Der Markt für Geldinstrumente nach den Regeln des Islam boomt wie noch nie. Nun wollen auch britische Banken und Politiker davon profitieren.

Sauber und nach den Regeln der Scharia: „The Shard“ in London wurde islamkonform finanziert. Bild: dpa

BERLIN taz | Die Argumente sind für jeden Politiker überzeugend: Im kommenden Jahr dürften Schätzungen zufolge weltweit Finanzinvestitionen in Höhe von 1,5 Billionen Euro nach islamischen Regeln vorgenommen werden. „Wenn das islamische Finanzwesen um 50 Prozent schneller wächst als das traditionelle Bankgeschäft, dann wollen wir sicherstellen, dass ein beträchtlicher Anteil dieser Investitionen hier in Großbritannien getätigt wird“, erklärte der britische Premierminister David Cameron die Pläne seiner Regierung vergangene Woche auf dem World Islamic Economic Forum in London.

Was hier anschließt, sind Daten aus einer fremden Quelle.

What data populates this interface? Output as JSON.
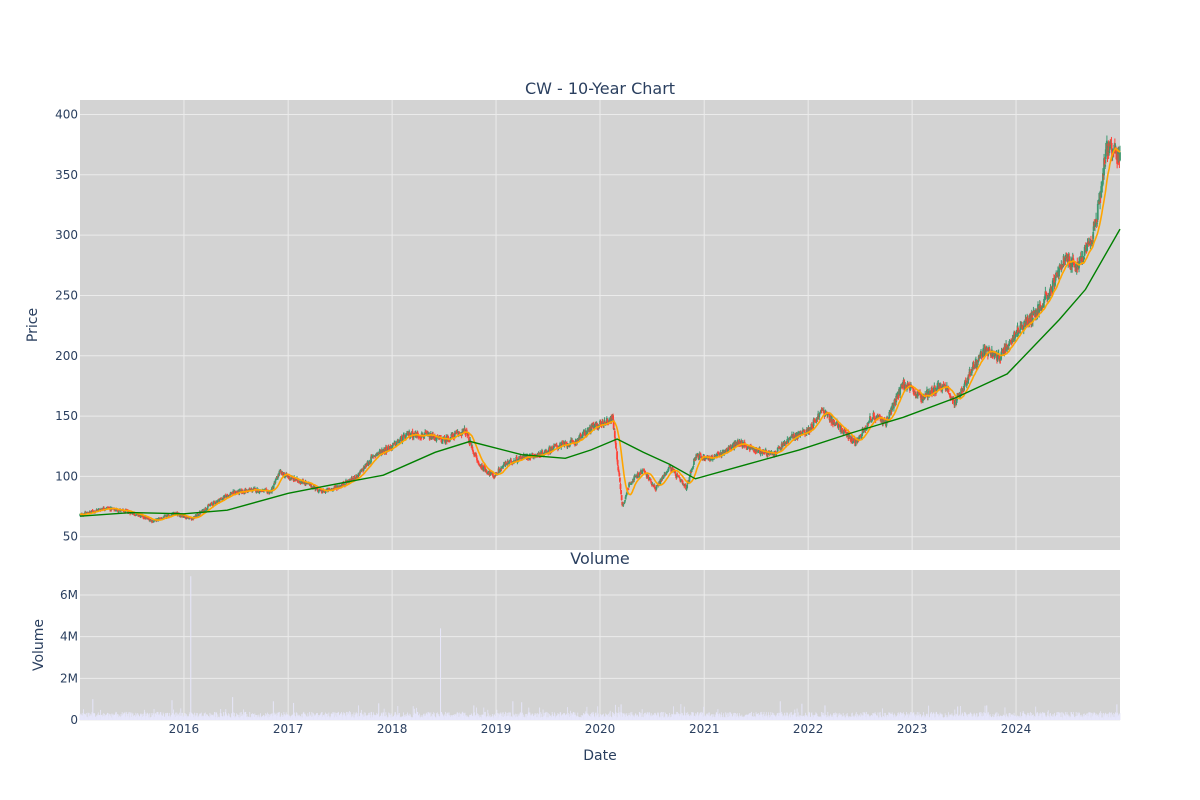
{
  "chart_data": [
    {
      "type": "candlestick",
      "title": "CW - 10-Year Chart",
      "ylabel": "Price",
      "xlabel": "",
      "xlim": [
        "2015-01-01",
        "2024-12-31"
      ],
      "ylim": [
        39,
        412
      ],
      "yticks": [
        50,
        100,
        150,
        200,
        250,
        300,
        350,
        400
      ],
      "grid": true,
      "colors": {
        "increasing": "#3d9970",
        "decreasing": "#ff4136",
        "ma_short": "#ffa500",
        "ma_long": "#008000",
        "plot_bg": "#d3d3d3",
        "grid": "#ebebeb"
      },
      "price_path": [
        [
          "2015-01-01",
          68
        ],
        [
          "2015-04-01",
          74
        ],
        [
          "2015-07-01",
          70
        ],
        [
          "2015-09-15",
          63
        ],
        [
          "2015-12-01",
          69
        ],
        [
          "2016-02-01",
          65
        ],
        [
          "2016-04-01",
          76
        ],
        [
          "2016-06-15",
          86
        ],
        [
          "2016-09-01",
          89
        ],
        [
          "2016-11-01",
          87
        ],
        [
          "2016-12-01",
          103
        ],
        [
          "2017-01-15",
          98
        ],
        [
          "2017-03-01",
          95
        ],
        [
          "2017-05-01",
          87
        ],
        [
          "2017-07-01",
          92
        ],
        [
          "2017-09-01",
          100
        ],
        [
          "2017-11-01",
          118
        ],
        [
          "2018-01-01",
          125
        ],
        [
          "2018-03-01",
          135
        ],
        [
          "2018-05-01",
          134
        ],
        [
          "2018-07-01",
          130
        ],
        [
          "2018-09-15",
          138
        ],
        [
          "2018-11-01",
          110
        ],
        [
          "2018-12-24",
          100
        ],
        [
          "2019-02-01",
          110
        ],
        [
          "2019-04-01",
          116
        ],
        [
          "2019-06-01",
          118
        ],
        [
          "2019-08-01",
          125
        ],
        [
          "2019-10-01",
          128
        ],
        [
          "2019-12-01",
          140
        ],
        [
          "2020-02-15",
          148
        ],
        [
          "2020-03-20",
          75
        ],
        [
          "2020-04-15",
          95
        ],
        [
          "2020-06-01",
          105
        ],
        [
          "2020-07-15",
          90
        ],
        [
          "2020-09-01",
          108
        ],
        [
          "2020-10-30",
          90
        ],
        [
          "2020-12-01",
          117
        ],
        [
          "2021-02-01",
          115
        ],
        [
          "2021-05-01",
          128
        ],
        [
          "2021-07-01",
          122
        ],
        [
          "2021-09-01",
          118
        ],
        [
          "2021-11-01",
          132
        ],
        [
          "2022-01-01",
          138
        ],
        [
          "2022-02-20",
          155
        ],
        [
          "2022-04-01",
          145
        ],
        [
          "2022-06-15",
          128
        ],
        [
          "2022-08-15",
          150
        ],
        [
          "2022-10-01",
          145
        ],
        [
          "2022-12-01",
          177
        ],
        [
          "2023-02-01",
          165
        ],
        [
          "2023-03-15",
          172
        ],
        [
          "2023-05-01",
          175
        ],
        [
          "2023-06-01",
          160
        ],
        [
          "2023-08-01",
          190
        ],
        [
          "2023-09-15",
          205
        ],
        [
          "2023-11-01",
          198
        ],
        [
          "2024-01-01",
          220
        ],
        [
          "2024-03-01",
          232
        ],
        [
          "2024-05-01",
          255
        ],
        [
          "2024-06-15",
          278
        ],
        [
          "2024-08-01",
          275
        ],
        [
          "2024-09-15",
          290
        ],
        [
          "2024-10-15",
          320
        ],
        [
          "2024-11-15",
          375
        ],
        [
          "2024-12-31",
          362
        ]
      ],
      "ma_long": [
        [
          "2015-01-01",
          67
        ],
        [
          "2015-07-01",
          70
        ],
        [
          "2016-01-01",
          69
        ],
        [
          "2016-06-01",
          72
        ],
        [
          "2017-01-01",
          86
        ],
        [
          "2017-06-01",
          93
        ],
        [
          "2017-12-01",
          101
        ],
        [
          "2018-06-01",
          120
        ],
        [
          "2018-10-01",
          129
        ],
        [
          "2019-04-01",
          118
        ],
        [
          "2019-09-01",
          115
        ],
        [
          "2019-12-01",
          122
        ],
        [
          "2020-03-01",
          131
        ],
        [
          "2020-06-01",
          120
        ],
        [
          "2020-09-01",
          110
        ],
        [
          "2020-12-01",
          98
        ],
        [
          "2021-06-01",
          110
        ],
        [
          "2021-12-01",
          122
        ],
        [
          "2022-06-01",
          136
        ],
        [
          "2022-12-01",
          149
        ],
        [
          "2023-06-01",
          165
        ],
        [
          "2023-12-01",
          185
        ],
        [
          "2024-06-01",
          230
        ],
        [
          "2024-09-01",
          255
        ],
        [
          "2024-12-31",
          305
        ]
      ],
      "ma_short_window_days": 50
    },
    {
      "type": "bar",
      "title": "Volume",
      "xlabel": "Date",
      "ylabel": "Volume",
      "ylim": [
        0,
        7200000
      ],
      "yticks": [
        0,
        2000000,
        4000000,
        6000000
      ],
      "ytick_labels": [
        "0",
        "2M",
        "4M",
        "6M"
      ],
      "xticks": [
        "2016",
        "2017",
        "2018",
        "2019",
        "2020",
        "2021",
        "2022",
        "2023",
        "2024"
      ],
      "bar_color": "#e6e6fa",
      "typical_volume": 300000,
      "spikes": [
        [
          "2015-02-15",
          1000000
        ],
        [
          "2015-11-20",
          950000
        ],
        [
          "2016-01-25",
          6900000
        ],
        [
          "2016-06-20",
          1100000
        ],
        [
          "2016-11-10",
          900000
        ],
        [
          "2017-01-20",
          820000
        ],
        [
          "2017-11-15",
          800000
        ],
        [
          "2018-06-20",
          4400000
        ],
        [
          "2018-10-15",
          700000
        ],
        [
          "2019-03-01",
          900000
        ],
        [
          "2019-04-01",
          850000
        ],
        [
          "2020-03-15",
          750000
        ],
        [
          "2021-09-25",
          900000
        ],
        [
          "2021-12-10",
          780000
        ],
        [
          "2022-03-01",
          700000
        ],
        [
          "2023-06-10",
          650000
        ],
        [
          "2023-09-20",
          700000
        ],
        [
          "2024-12-20",
          750000
        ]
      ]
    }
  ]
}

Dieses Forum, eine Art islamische Version des Davoser Weltwirtschaftsforums, wurde in diesem Jahr zum ersten Mal in einem nicht mehrheitlich islamischen Land abgehalten – was schon einen Hinweis auf die Bedeutung Londons als Finanzzentrum für islamkonforme Anlagen gibt. Künftig will die britische Regierung an diesem boomenden Markt teilhaben. Sie plant, eine islamische Staatsanleihe herauszugeben und damit umgerechnet rund 235 Millionen Euro einzunehmen.

Dem Koran zufolge dürfen Zinsen weder erhoben noch eingestrichen werden. Damit sind praktisch alle gängigen Kredite, Hypotheken, Sparbücher oder Anleihen ausgeschlossen. Doch auch wenn man Zinsen vermeiden will, muss man nicht auf Geldgeschäfte verzichten. Zulässig sind nämlich Geschäfte mit realen Waren und Gewinnbeteiligungen – und genau darauf bauen viele islamische Finanzprodukte auf.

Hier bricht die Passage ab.